Pierwszą bramkę dla gospodarzy zdobył Matusz Gołębiewski (53 min.). Na 1:1 wyrównał Marcin Smoczyk (66 min.). Klubowy super snajper Olimpii Sebastian Szujewski był autorem drugiego gola (87. min.) i przyjezdni objęli prowadzenie. Radość trwała tylko dwie minuty. Do stanu 2:2 doprowadził strzelec jedynego i zwycięskiego gola z potyczki z Wiwą Goszcz, były zawodnik klubów Polkowic i Prochowic Chrystian Serkies. Losy awansu do następnej rundy PP rozstrzygnął Paweł Malik. Umieścił on piłkę w siatce głową po rzucie rożnym egzekwowanym przez Szymona Guta. W doliczonym przez sędziego Dariusza Borodziuka czasie gry (93 min.). Od 68. minuty kowarski zespół musiał sobie radzić w dziesiątkę po czerwonej kartce (za dwie żółte) dla Marka Milczarka. Żółty kartonik ujrzało czterech zawodników rezerw Czarnych i dwóch Olimpii.
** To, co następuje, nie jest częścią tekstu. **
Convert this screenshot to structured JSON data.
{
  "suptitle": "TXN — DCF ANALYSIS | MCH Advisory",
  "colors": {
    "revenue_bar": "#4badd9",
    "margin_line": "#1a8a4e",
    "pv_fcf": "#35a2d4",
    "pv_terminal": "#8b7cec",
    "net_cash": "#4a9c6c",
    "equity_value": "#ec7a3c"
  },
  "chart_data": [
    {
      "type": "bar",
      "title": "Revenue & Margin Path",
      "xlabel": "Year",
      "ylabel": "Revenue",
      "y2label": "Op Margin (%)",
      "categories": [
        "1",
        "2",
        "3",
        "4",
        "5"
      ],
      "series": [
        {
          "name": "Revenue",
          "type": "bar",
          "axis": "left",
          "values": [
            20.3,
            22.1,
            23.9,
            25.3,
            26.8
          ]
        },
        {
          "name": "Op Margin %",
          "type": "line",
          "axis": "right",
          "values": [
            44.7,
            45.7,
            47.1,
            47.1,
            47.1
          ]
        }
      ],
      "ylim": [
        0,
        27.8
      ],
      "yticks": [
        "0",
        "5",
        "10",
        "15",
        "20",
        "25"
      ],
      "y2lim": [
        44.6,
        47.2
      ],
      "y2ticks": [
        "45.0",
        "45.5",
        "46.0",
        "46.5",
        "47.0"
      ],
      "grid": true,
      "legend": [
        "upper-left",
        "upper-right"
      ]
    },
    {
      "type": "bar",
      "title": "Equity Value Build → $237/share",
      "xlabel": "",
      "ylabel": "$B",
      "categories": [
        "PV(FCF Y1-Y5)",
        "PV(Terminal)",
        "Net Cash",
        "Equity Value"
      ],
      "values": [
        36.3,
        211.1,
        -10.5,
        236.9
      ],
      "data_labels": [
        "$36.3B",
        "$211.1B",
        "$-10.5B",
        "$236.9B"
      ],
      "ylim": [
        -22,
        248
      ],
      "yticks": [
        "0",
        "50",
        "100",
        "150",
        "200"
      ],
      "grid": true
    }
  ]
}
W piłkarskim święcie z emocjonującą końcówką biało – zielonych dopingowała spora grupa kowarskich fanów. Niestety przeżyli srogi zawód, bo Olimpia zagrała słabo i zawaliła ważny mecz. - Przegrać z A - klasowym zespołem to trzeba umieć – złośliwie skomentował przegraną jeden z kibiców. Nie ulega wątpliwości, że Czarni II byli drużyną lepszą i po końcowym gwizdku arbitra zewsząd zbierali gratulacje. Prezes Bogdan Strykowiec, trener Mirosław Zieleń, futboliści i fani klubu z Rokitek zasłużenie triumfowali i długo fetowali sukces. Czyżby przełożony awans do III ligi psychicznie podłamał zawodników z Kowar?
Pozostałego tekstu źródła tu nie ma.